No. ME/01008
Report under section 125(4) of the Fair Trading Act 1973 of the Director General's advice, dated 14 March 2001, to the Secretary of State for Trade and Industry Under section 76 of the Act
General Healthcare Group Limited ('GHG') is the largest operator of private hospitals in the UK in revenue terms, trading through its wholly-owned subsidiary BMI. GHG turnover was £435.6 million for the year to 31 December 1999.
GHG is controlled by funds advised by B C Partners ('BCP') a venture capital firm which provides funds for management buy-outs in return for equity stakes. BCP's equity is divided among a number of its investment funds. BCP's funds' principal investors are financial institutions and pension funds. BCP does not have any interests in competing healthcare companies. Around 10% of GHG equity is owned by the GHG management. For the sake of clarity I will refer to GHG as BMI in the rest of the submission except where it is necessary to refer to the group as a whole.
Community Hospitals Group plc ('CHG') owns and operates 22 private hospitals. The gross assets of CHG were £270 million at 30 June 2000. The Group turnover in the year to 30 June 2000 was £123.9 m with a profit before tax of £19.4 million.
GHG proposes to acquire the entire share capital of CHG and would re-brand the hospitals under a common name. GHG would close CHG's Head Office, transferring some of the staff to BMI's corporate and regional management teams.
The merger satisfies the assets test in section 64(1)(b) of the FTA. The share of supply test in section 64(1)(a) and (3) also appears to be satisfied with respect to Private Medical Services (PMS) but it is not necessary to determine this. The EC Merger Regulation does not apply.
The parties overlap in the provision of PMS. These take the form of private hospitals which sell their services to Private Medical Insurers (PMIs) and to self-pay patients. The latter account for around 20% of the total PMS business.
I consider that Private Patient Units (PPUs) associated with NHS hospitals provide an effective substitute for private hospitals. While clinical standards are generally comparable, I do not consider that the wider NHS is able to offer a service with the same characteristics as PMS. In general, it cannot match the PMS characteristics of early appointments and high standards of accommodation.

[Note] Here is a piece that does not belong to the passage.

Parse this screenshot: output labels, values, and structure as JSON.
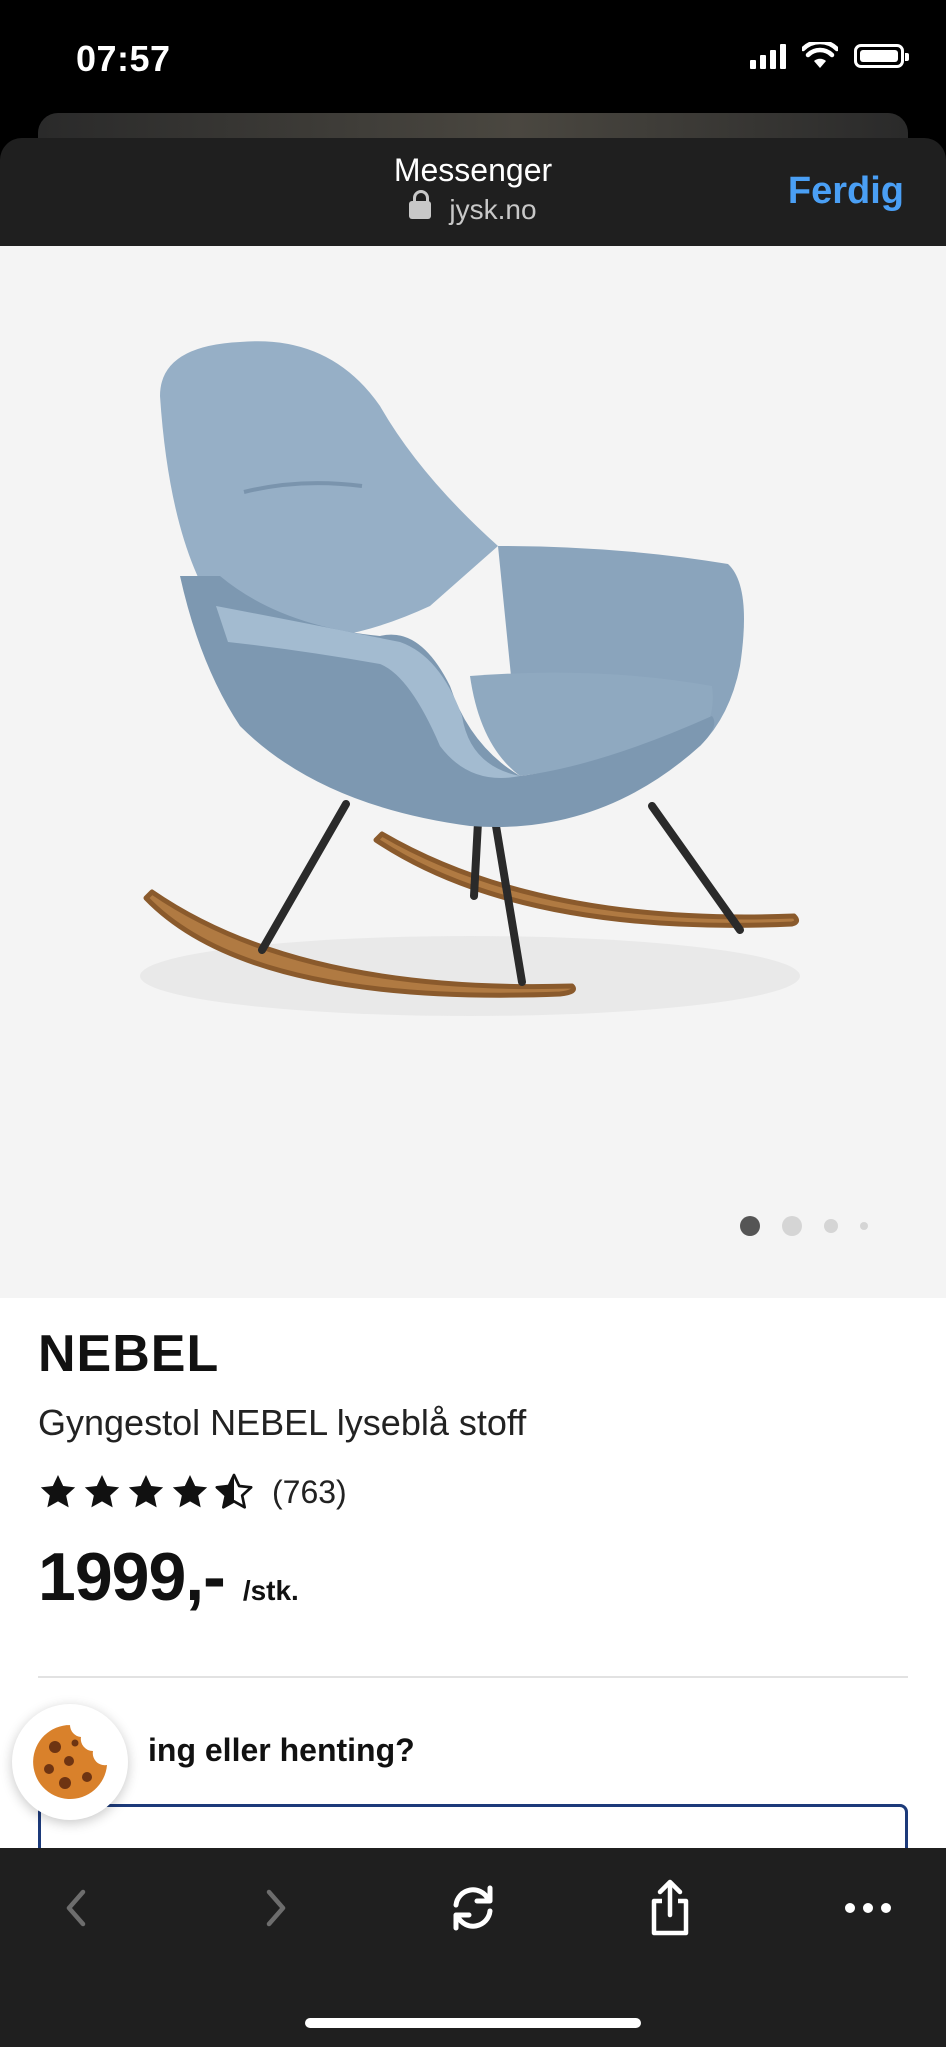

With respect to the supply of PMS to PMIs, there appears to be a distinction between the four groups which are able to offer services in many parts of the country, including BMI and CHG, and smaller operators, which are limited to a particular locality. From the information supplied by customers, these four groups appear to be practically indispensable trading partners for PMIs of all sizes.
Annual negotiations take place between PMS providers and PMIs. PMS providers usually set prices on a national basis, and the four national providers feature strongly in PMI networks. I therefore consider that the appropriate geographic market is national.
There is a case for taking the relevant product market to be that for the supply of private medical services by organisations with a significant presence throughout Great Britain (BMI and CHG are not present in Northern Ireland). It is also possible to consider a somewhat broader definition which would include all PMS providers.
The parties would have a combined share in the broader PMS market of just over 25% of all private hospital beds (increment 7%). If the market were defined more narrowly as national PMS providers, the parties would have just over 46% of the revenue received by those providers (increment 9%).
The merger would result in a reduction from four to three in the number of national groups. It would also provide the merged entity with enhanced seller power.
Third parties have suggested that the merged group would have the scope to raise prices. They have provided evidence that such price rises have occurred in the past when BMI has taken over individual hospitals. Third parties also allege that BMI prices are generally higher than CHG's. I note that this view is consistent with the independent analysis contained in the recent Competition Commission report on the proposed merger between BUPA and CHG. Finally, small PMIs claim that BMI has imposed price rises upon them, and assert that they do not have sufficient bargaining power to prevent this. They believe their position would be weakened if the merger were permitted.
BMI does not accept that its prices are necessarily higher than its main competitors. It has claimed that its hospitals often contain superior facilities which would justify higher prices for particular procedures. It has also provided information on the price rises implemented with PMIs in recent years. Without further investigation it is not possible to resolve these claims.
The merger would also lead to significant overlaps in six local areas. These raise concerns about a loss of choice for self-pay patients. They are also an element in the concern, as noted in the national context, about a possible strengthening of negotiating power and indispensability.
No substantive vertical issues arise as a result of this merger.
Almost all PMIs were concerned by the proposed merger. Their views have been discussed above.
I have not been able to identify any remedies which I could be confident would address the competition issues arising at national level in this case.
The reduction in the number of national PMS providers raises significant competition issues. I have been unable to reach firm conclusions on the relative level of BMI prices. It appears possible, however, that BMI might have the scope to raise prices if the merger proceeded and I believe that this matter should be examined in more detail than is possible during a first phase investigation.
I have also concluded that this merger raises competition issues associated with local overlaps. These also merit further investigation.
For the reasons set out above, I conclude and recommend that you should refer this proposed merger to the Competition Commission.